The game selection formight be thin, but there's a lot to like about the Luna Controller, the Wi-Fi connected, console-style gamepad Amazon sells as a Luna accessory. Luna, which is still invitation-only, allows you to stream games to any PC or Mac computer, an iPhone, iPad or Fire TV-equipped television. You don't need Amazon's controller to play on Luna, but the Luna controller does a good job keeping your gameplay in sync with your input. It's especially useful if you think you'll move between screens often.
Luna, announced this September, is Amazon's attempt to compete with similar gaming services from, Sony and Nvidia. The idea is to entice gamers into a recurring revenue stream by asking them to subscribe to a service that will often let them play a large library of new and old gaming titles on hardware that might not otherwise be up to the job.
You need an early-access invitation to both join the Luna service and to buy the $50 Luna controller. I received an invitation to Luna after registering the day it was announced. Once I accepted the invite, Amazon sent me a link to buy the controller. (Luna is currently only available in the US, but $50 converts to about £40 or AU$70.)

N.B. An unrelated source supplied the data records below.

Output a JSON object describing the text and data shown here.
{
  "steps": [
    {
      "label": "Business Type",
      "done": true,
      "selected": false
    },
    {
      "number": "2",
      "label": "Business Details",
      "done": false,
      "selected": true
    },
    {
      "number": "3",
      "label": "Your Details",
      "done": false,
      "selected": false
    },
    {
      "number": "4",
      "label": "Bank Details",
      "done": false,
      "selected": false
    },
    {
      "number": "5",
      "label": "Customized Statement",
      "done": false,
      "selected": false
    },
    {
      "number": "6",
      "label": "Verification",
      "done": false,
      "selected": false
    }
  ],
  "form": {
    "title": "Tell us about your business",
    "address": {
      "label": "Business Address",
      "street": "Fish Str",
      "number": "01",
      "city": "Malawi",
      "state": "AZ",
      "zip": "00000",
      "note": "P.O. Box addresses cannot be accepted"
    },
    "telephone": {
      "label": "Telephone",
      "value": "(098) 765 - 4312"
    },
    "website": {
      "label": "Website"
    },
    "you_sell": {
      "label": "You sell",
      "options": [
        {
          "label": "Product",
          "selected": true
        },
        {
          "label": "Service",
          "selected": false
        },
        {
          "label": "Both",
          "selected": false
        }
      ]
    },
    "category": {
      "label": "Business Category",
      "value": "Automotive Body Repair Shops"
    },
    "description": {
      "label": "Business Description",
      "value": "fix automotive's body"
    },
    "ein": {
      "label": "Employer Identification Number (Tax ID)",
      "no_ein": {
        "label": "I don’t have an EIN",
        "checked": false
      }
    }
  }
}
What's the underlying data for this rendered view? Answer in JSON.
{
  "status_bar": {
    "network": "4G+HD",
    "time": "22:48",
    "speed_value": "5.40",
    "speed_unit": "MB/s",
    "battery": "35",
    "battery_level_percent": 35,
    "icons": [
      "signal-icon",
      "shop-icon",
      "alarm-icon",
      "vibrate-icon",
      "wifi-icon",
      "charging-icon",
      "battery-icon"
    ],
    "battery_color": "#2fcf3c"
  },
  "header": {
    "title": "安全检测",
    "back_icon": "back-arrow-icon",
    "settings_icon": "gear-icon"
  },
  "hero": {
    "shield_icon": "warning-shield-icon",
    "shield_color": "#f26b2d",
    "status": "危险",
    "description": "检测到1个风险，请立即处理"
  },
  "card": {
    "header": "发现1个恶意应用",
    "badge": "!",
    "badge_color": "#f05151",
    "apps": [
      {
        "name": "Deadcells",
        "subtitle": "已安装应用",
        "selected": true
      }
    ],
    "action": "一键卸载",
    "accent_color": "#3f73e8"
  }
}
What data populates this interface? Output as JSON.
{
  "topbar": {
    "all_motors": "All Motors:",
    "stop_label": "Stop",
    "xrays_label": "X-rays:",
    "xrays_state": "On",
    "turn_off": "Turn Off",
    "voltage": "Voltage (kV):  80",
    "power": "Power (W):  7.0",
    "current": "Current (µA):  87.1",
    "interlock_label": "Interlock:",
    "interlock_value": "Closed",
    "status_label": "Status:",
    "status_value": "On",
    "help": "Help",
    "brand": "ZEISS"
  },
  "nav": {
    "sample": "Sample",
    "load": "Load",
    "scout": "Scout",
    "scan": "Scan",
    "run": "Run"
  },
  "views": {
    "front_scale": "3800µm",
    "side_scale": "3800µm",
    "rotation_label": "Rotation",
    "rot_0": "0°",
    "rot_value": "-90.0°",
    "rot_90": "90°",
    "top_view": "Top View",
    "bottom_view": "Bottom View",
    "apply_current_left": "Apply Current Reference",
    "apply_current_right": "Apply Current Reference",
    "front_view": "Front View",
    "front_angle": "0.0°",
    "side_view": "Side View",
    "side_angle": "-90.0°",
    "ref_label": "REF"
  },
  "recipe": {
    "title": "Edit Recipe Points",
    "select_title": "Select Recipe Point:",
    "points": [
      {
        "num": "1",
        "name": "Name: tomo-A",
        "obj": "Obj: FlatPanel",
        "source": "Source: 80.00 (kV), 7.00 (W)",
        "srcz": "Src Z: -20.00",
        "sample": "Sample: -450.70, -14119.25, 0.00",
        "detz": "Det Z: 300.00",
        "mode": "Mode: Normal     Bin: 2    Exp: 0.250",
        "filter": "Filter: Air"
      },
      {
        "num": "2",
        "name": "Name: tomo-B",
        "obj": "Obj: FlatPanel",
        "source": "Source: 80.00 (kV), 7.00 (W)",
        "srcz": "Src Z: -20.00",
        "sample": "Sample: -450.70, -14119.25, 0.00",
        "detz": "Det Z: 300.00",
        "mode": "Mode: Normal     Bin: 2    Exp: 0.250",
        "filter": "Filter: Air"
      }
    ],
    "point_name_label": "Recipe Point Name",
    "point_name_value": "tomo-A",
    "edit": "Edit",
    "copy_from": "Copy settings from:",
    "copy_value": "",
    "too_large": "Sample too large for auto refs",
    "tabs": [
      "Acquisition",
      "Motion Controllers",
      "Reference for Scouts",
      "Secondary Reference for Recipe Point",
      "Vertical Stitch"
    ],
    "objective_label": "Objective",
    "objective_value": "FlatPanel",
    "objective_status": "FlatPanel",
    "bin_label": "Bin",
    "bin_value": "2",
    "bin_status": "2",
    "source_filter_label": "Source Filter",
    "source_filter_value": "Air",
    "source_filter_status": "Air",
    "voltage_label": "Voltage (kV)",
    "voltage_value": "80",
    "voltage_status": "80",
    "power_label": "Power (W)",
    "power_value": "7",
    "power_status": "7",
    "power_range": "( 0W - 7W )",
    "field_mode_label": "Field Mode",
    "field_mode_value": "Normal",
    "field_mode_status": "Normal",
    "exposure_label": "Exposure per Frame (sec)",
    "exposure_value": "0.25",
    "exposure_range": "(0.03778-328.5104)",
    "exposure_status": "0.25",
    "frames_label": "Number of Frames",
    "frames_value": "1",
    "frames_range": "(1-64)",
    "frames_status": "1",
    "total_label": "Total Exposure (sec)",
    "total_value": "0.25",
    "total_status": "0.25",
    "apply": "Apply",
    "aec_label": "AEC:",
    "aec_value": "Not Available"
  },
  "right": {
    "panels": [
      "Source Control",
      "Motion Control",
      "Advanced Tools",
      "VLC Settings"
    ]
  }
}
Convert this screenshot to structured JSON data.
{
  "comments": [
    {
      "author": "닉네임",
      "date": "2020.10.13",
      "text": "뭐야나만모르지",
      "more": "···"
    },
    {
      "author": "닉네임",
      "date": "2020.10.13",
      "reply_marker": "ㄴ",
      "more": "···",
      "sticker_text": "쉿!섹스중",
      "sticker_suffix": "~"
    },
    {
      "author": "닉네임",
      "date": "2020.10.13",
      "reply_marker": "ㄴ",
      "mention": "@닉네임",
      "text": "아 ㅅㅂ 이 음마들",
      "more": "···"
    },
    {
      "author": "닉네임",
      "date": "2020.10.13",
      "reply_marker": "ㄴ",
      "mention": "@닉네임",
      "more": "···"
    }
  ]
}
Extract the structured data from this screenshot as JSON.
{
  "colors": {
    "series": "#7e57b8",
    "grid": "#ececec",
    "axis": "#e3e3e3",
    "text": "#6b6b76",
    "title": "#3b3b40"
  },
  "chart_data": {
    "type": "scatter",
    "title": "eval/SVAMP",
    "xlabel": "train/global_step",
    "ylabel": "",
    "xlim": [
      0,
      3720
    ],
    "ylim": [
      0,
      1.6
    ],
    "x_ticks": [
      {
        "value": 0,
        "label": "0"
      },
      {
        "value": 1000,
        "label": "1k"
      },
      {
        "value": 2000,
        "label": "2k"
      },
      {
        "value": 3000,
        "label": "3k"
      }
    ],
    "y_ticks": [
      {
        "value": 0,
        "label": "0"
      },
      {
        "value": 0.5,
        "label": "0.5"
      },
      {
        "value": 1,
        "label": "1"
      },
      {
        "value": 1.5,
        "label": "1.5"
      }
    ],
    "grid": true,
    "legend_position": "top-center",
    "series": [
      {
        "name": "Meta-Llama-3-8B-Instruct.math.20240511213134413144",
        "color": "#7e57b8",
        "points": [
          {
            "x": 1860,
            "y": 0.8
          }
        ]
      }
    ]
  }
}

The controller hardware itself is competently designed. Of all the new gamepads out there, the Luna's design hews closest to that of the most recent edition of Microsoft's Xbox Wireless Controller, with the standard pair of thumb sticks offset by a direction pad in between them. There are also four shoulder buttons and three small buttons, which are situated around a larger button in the center.
The lower shoulder buttons on Microsoft's controller have a more ergonomic taper, but overall the two controllers look and feel similar. There's only a 2.9-gram difference between them in overall weight with a pair of AA batteries installed. The Luna controller comes in at 281.5 grams versus a marginally heavier 284.4 grams for the Xbox gamepad.
The Luna controller isn't unique in terms of how it feels in your hands, or in its ability to connect to a PC, an iOS device or a Fire TV. Its Wi-Fi connection is what stands out: It's the easiest way to set it up and move between devices.
I set up the Luna controller with my iPhone. You just download the app, register your account information, hit the button in the center of the controller to put it into Wi-Fi discovery mode and you're done. Once it's on your local wireless network, anytime you log into the Luna app on the same network, the two will recognize each other and you're off, regardless of the device you use to play on. There's no re-pairing process like you need to worry about with Bluetooth. You can start playing Luna on your computer, shut it down and restart on your phone for a relatively seamless transfer between screens.
The Wi-Fi controller did a good job keeping my input in sync with the action on-screen, even amid a notification that my wireless signal was weak. You can connect the Luna controller with Bluetooth or a USB-C cable to conserve battery life, and in those modes you can also use it like any other third-party gamepad for Windows, iOS or Fire TV. After about two hours of gaming on Luna via Wi-Fi, the battery level indicator dipped down by what looked like about 10%.
As a regular gamepad, Amazon's new Luna controller is competitive among other Bluetooth models or wired models. The Luna streaming service support and its ability to work almost anywhere with a Wi-Fi connection make it that much more appealing.